I'm very sorry if you don't like this, but I wrote it in about half an hour. Oh yeah, if you really don't like it, blame Heero! (See disclaimer underneath)
DISCLAIMER: I did not invent any of the characters, Gundam Wing, etc. They are all copyrighted by some company, so DON'T SUE ME if you have it copyrighted. Just sue Heero! He made me write this story at Wing Gundam-Point!!! No respect nowadays from these young rebels. (muttered by me)

1. Heero walked into the room. He put his arms around Relena, and they started to kiss.
"Wait one second, Relena. I have to make sure that everything's ready."
" All right." Relena blushes.
Heero walks to the door. He locks it, and then a clicking sound is heard.
"NO!" screams Heero.
"What is it?" asked Relena.
"My gun broke!"
(sweatdrops) "You mean you've been trying to kill me?" asks Relena.
Heero doesn't answer. Instead, he just jumps out the window, and promptly loses his head.
"NOOOOOOO!" screams Relena. "Heeeeeeeeerrrrrrrrrroooooooooooo!!!!"
"Yes, what is it Relena?" asks Heero.
(question marks and sweatdrops by Relena)

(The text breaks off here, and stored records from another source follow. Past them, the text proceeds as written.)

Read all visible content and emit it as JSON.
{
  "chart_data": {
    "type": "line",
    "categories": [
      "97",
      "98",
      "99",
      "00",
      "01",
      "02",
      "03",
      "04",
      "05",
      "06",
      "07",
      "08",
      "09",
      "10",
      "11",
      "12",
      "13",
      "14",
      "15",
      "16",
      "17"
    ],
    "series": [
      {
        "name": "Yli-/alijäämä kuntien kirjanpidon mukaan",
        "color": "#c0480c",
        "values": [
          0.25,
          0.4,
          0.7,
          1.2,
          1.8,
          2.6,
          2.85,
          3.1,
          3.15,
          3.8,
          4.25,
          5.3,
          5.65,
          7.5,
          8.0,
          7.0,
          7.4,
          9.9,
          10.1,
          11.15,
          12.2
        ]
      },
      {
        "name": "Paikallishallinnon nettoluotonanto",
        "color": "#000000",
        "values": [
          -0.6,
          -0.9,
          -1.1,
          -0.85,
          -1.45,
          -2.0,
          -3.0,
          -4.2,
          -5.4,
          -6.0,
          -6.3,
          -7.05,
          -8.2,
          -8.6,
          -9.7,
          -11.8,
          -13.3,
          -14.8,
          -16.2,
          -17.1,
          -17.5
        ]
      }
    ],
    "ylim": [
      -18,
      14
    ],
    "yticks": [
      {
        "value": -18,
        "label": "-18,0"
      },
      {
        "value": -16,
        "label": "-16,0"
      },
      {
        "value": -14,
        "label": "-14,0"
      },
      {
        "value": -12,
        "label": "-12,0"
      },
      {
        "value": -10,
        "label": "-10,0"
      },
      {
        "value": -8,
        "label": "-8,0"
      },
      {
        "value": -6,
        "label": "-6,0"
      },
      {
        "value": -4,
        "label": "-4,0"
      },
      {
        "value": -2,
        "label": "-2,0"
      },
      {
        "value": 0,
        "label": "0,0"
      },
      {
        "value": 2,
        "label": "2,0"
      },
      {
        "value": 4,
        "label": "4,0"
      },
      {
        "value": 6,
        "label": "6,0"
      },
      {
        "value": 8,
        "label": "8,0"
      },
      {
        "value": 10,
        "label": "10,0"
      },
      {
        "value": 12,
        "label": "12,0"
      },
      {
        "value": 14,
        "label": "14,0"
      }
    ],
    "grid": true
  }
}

2. Heero, Relena, and the rest of the Gundam pilots walk into the room.
"Well I think I figured out who made this robot," says Trowa.
"Well, who is it?" asks Heero.
"It's OZ II."
"What? How did you find out so fast?" asks Heero.
"Well, it's just that you've got a commercial by them running on TV every minute or so." Trowa turns on the TV. (sweatdrops on Heero)
"We are OZ II, for we are the Outrageous Zebras Insurgent Idiots group! Ah ha ha ha ha! By now, Queen Relena should be dead, and we, whose address will not be spoken, rule the world! Ha Ha HAAAAA! If you have any comments on our ruling the world, please send a letter to Asteroid X, point 123455555 space. Ha Ha HAAAAAAA!"
"Oh brother. These guys are idiots. And they're zebras. And they also like to moon us," says Quatre.
"Okay. Let's do our thing and almost kill ourselves. AGAIN! Geez. They keep on hiring us. And we just finished Endless Waltz yesterday. Oh well. We better be getting paid overtime for this!" said Duo.

3. All five of them entered their Gundams and went to Asteroid X.
"Hello. Welcome to Asteroid X, home of the Outrageous Zebras Insurgent Idiots group. May we take your order?" asked the voice.
"Um, yes, I would like a dozen cheeseburgers..." started Trowa.
(Duo and Quatre sweatdrops.)
"Let's go, Trowa!"
"But I'm hungry!"
"It doesn't matter! Let's go!"
"Oh. Would you like to go inside?" asked the voice.
"Yes, please!" screamed Relena in her "peace-loving" gundam, that was armed with a "peace-keeping rifle" which could destroy the entire world in a single shot.
"Why?" asked the voice.
"Because we said so, you @#%$!!!" said Duo.
"Okay. Please enter on the door to your left," said the voice.
The gundams went inside, and started to systematically destroy all of the Zebras inside.
All of a sudden, Zechs steps out in Epyon, and attacks the Gundams!
"Why, brother, why?" asks Relena.
"Because I'm getting paid about 1.7 billion dollars to destroy you guys. Sorry," replies Zechs.
"Give me your gun, Relena," said Heero.
"Okay. Why?" asks Relena.
"I can no longer kill!" Heero points the gun at the Wing Gundam and fires, but Relena hits his arm and the gun points toward Zechs at the last moment, blowing a giant hole in Epyon, and Epyon flew toward the wall of the asteroid, blowing a gigantic hole in the asteroid.
"This place is falling apart! Let's go!" screamed Quatre. "What are you doing, Duo?"
"Oh, just getting some scrap for my job. Let's go!" The Gundams flew into space.
"The asteroid is falling toward Earth! I'm going to finish it!" screamed Heero, as he pulled out his Double Buster Rifle.
"I can't...I can't...I," says Heero, but is cut off by Relena.
"Don't be a chicken!" says Relena.
"Well, I just wanted to make it more dramatic," complained Heero.
"Well, hurry up then!!!"
"All right. (BOOM! An explosion rocked the area) There are you happy now?" asked Heero as he left the Gundam.
"Yes, I am," says Relena, as the two kiss in space.
"Oh, man, I hate these mushy endings," complained Duo.

I hope you enjoyed my second fanfic! See you later! "What do you mean!?! Is that it?" asks Duo. Actually, no. Sorry all you Duo fans, but he's been getting on my nerves all day. DIE! DIE! DIE!